BY BILLY SUTER
CALLING women who fancy themselves as budding movie-makers and are keen to have their work recognised – they are being invited, by CaribbeanTales International Film Festival, in partnership with Sisters Working in Film and Television (Swift), to participate in the inaugural CineFAM South Africa Short Film Challenge.
This challenge aims to create opportunities to garner international recognition and global distribution. It is to be presented at the Durban International Film Festival (DIFF) from July 13 to 23, and the Durban FilmMart (DFM) from July 14 to 17.
Swift is a newly formed organisation that aims to advance the participation of women in the South African audio-visual sector, points out festival publicist Sharlene Versfeld.
CaribbeanTales is a group of companies that produces, markets and sells Caribbean-themed film and television content for global audiences. It includes CaribbeanTales Inc, a registered charity based in Toronto, Canada; the CaribbeanTales International Film Festival (CTFF) which takes place annually in Toronto in September; and the renowned CaribbeanTales Incubator Programme, a development and production hub for original Caribbean content.
Also under the umbrella are CaribbeanTales Worldwide Distribution (CTWD), the largest full-service distribution entity dedicated to the monetisation of Caribbean content; CaribbeanTalesFlix, the group’s production arm, and CaribbeanTales-TV, a video-on-demand platform.
The CineFAM South Africa Short Film Challenge aims to create an opportunity for female South African filmmakers to collaborate and establish creative relationships that stimulate the growth of content made by women.
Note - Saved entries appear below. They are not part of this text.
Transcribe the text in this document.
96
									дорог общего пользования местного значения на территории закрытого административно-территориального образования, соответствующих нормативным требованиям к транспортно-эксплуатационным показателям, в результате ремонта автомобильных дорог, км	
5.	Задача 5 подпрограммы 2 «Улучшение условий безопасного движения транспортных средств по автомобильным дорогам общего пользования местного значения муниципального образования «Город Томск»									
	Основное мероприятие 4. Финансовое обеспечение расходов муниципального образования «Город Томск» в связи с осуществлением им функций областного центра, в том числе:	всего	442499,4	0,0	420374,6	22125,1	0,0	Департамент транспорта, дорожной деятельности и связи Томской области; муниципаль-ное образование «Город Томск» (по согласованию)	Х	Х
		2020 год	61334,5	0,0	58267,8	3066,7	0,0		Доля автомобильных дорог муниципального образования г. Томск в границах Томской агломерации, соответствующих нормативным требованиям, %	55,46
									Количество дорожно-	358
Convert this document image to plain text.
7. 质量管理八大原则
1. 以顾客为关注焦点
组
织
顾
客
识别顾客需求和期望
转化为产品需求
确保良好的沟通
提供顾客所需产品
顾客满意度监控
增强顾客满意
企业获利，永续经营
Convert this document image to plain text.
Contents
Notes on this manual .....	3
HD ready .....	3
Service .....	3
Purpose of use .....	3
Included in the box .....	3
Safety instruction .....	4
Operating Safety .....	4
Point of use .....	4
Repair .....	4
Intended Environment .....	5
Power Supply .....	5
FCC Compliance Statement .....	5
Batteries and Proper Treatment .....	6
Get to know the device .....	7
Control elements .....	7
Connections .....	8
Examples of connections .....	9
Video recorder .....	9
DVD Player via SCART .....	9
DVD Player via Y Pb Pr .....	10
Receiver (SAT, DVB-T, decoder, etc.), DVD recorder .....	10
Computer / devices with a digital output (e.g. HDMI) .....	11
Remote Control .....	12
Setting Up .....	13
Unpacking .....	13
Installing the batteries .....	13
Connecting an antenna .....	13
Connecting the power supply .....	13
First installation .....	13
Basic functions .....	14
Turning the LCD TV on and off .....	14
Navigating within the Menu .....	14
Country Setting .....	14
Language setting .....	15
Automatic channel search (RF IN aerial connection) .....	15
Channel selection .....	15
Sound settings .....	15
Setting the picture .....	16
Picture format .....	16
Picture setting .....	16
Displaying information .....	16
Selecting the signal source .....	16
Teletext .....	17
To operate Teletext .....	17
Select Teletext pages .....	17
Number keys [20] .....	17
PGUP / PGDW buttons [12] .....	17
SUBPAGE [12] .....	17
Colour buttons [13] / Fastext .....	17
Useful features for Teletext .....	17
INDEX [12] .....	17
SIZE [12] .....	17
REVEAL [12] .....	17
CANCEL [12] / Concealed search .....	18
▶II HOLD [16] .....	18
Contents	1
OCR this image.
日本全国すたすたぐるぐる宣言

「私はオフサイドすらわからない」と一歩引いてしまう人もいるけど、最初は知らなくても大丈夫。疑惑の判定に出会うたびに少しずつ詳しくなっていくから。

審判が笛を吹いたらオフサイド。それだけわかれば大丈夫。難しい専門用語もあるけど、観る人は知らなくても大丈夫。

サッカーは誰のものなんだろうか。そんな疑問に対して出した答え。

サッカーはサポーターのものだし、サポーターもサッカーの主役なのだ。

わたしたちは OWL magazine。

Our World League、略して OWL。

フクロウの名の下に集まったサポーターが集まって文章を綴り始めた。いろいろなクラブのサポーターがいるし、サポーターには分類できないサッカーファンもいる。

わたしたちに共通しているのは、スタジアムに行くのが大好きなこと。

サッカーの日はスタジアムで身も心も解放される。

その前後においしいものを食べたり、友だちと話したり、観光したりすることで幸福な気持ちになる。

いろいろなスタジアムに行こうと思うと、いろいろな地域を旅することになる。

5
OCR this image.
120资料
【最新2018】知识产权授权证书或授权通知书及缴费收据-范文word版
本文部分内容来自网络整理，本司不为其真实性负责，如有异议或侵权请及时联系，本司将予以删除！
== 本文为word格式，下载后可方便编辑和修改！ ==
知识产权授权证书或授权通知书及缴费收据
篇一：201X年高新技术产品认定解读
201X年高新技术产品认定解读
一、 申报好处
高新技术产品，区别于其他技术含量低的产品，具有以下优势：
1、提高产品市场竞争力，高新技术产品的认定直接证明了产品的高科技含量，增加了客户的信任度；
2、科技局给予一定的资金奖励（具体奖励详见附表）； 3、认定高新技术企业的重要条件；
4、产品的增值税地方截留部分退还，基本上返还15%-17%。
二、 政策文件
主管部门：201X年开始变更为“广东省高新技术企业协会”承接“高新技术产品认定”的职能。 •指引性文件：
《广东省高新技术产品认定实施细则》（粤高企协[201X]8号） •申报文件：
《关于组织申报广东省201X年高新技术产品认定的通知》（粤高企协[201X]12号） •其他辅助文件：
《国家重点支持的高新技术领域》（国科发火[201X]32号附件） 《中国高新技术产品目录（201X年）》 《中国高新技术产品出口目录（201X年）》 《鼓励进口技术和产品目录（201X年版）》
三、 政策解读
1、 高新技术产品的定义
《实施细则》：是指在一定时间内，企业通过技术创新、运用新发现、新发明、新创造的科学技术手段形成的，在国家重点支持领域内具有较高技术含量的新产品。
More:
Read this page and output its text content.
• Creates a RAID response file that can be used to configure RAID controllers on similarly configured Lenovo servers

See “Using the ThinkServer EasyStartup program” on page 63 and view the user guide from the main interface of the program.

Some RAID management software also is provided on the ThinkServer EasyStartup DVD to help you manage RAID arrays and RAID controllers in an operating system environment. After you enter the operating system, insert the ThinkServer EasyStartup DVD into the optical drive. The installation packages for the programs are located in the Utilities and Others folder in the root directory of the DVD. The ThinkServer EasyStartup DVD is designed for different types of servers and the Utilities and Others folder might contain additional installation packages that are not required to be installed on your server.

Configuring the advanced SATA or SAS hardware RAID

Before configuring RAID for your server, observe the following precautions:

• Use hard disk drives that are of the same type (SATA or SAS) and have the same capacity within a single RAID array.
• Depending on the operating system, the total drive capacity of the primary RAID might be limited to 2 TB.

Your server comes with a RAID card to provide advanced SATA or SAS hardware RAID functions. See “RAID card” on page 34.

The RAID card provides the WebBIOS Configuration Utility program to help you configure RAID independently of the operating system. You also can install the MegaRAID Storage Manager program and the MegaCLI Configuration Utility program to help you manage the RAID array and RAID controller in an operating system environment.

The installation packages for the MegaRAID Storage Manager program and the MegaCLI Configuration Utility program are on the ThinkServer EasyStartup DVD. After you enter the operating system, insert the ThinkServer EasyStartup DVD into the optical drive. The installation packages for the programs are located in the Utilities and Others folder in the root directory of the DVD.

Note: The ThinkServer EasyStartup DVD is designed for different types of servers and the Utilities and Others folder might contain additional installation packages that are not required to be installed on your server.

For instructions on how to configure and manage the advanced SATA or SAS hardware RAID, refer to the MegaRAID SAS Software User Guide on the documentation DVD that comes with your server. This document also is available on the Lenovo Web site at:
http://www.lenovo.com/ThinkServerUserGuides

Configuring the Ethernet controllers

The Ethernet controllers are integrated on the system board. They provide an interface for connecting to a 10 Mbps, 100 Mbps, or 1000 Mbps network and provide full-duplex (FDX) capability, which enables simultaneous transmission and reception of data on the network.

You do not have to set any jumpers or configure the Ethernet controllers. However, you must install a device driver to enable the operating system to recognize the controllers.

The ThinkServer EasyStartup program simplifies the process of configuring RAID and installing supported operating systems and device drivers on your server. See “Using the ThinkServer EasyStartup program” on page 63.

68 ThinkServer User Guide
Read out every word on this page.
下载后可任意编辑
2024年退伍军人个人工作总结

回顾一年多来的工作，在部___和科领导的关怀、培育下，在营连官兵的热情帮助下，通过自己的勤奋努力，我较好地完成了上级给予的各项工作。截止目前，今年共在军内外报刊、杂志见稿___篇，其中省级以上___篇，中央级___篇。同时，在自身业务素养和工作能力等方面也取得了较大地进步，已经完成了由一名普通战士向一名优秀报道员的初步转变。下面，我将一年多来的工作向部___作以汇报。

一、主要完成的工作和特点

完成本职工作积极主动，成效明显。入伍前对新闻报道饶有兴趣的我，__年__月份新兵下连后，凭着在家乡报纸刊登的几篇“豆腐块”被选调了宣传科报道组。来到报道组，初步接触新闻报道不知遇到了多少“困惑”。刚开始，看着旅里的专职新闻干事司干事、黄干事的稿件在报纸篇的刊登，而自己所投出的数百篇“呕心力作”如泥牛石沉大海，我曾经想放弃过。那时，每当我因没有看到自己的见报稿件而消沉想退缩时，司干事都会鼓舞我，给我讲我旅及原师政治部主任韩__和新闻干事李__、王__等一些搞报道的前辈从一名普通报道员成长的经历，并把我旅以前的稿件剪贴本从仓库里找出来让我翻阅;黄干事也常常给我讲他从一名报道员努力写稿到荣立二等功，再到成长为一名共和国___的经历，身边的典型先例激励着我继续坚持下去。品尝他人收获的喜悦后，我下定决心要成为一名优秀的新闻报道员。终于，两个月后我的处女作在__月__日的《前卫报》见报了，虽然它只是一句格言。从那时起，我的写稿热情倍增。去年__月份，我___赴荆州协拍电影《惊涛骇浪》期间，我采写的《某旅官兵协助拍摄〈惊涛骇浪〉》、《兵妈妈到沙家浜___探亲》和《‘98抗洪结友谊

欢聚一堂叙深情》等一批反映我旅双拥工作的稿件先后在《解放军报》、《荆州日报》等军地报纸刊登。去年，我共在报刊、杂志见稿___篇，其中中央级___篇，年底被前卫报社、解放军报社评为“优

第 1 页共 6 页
The challenge also aims to connect South African filmmakers with those in the Diaspora as well as a global audience.
Swift will present a preparatory workshop on no-budget film-making at the Durban FilmMart from 12.30pm to 2pm on Monday, July 17, at the Tsogo Sun Maharani Hotel. This workshop will provide participants with useful tools for making a short film with constraints in time, budget and other resources. It is a free workshop and no booking is necessary.
Following the workshop – which is not mandatory to enter the challenge – the CineFAM South Africa Short Film Challenge will take place from July 19 to July and will be open to teams with the roles of writer, director and producers filled by women and queer filmmakers from South Africa.
The theme from the challenge will be announced on July 18 on the CaribbeanTales website www.caribbeantales-tv.com and the teams will have five days to write, shoot and edit a film of no longer than five minutes. Entering teams need to feature female identifying crew in the key positions of writer, director and producer.
Completed films must be uploaded by no later than midnight on Sunday, July 23, on the CaribbeanTales website. Teams unable to upload the films for submission, from their own internet connections, should contact firstname.lastname@example.org on the first day of the challenge to make arrangements for submission.
A shortlist of up to 10 short films will be selected and posted on the CaribbeanTales website for online voting. The challenge will recognise three winning films, including best story, best direction and audience choice.
Two of these films will be given their world premiere screening at the CaribbeanTales International Film Festival and all will be given the opportunity to acquire distribution by CTWD.
“We are very excited to be collaborating with both Swift and Caribbean Tales on this initiative and hope it will lay the foundation for more cooperation between filmmakers on the continent and those from the Diaspora,” says Toni Monty of the Durban FilmMart.
“South Africa is a natural partner to CaribbeanTales, and we are thrilled by the opportunity to provide a platform for women filmmakers. CineFAM, meaning ‘films by women’ in Haitian Creole, is a global initiative of ours through which we spotlight to crucial voices of women in film. We couldn’t be more delighted to continually expand the horizons for the kind of stories that we can tell,” says Frances-Anne Solomon, founder and CEO of CaribbeanTales.
Speaking on behalf of Swift, Sara Blecher says: “Short films are brilliant ways that filmmakers and their projects can get noticed. There are countless examples of how short films are precursors for feature films. We hope that through this process, women filmmakers are driven to create work that will start a process of getting recognition, attention and support to further develop their body of work.”
“We are delighted that this new programme to encourage South African filmmakers to take the short film challenge during the festival focuses on women in line with the Women Led Film theme for this year’s festival,” says Chipo Zhou, DIFF manager.
“We look forward to seeing the creative results and perhaps seeing some of these films in our festival in the future.”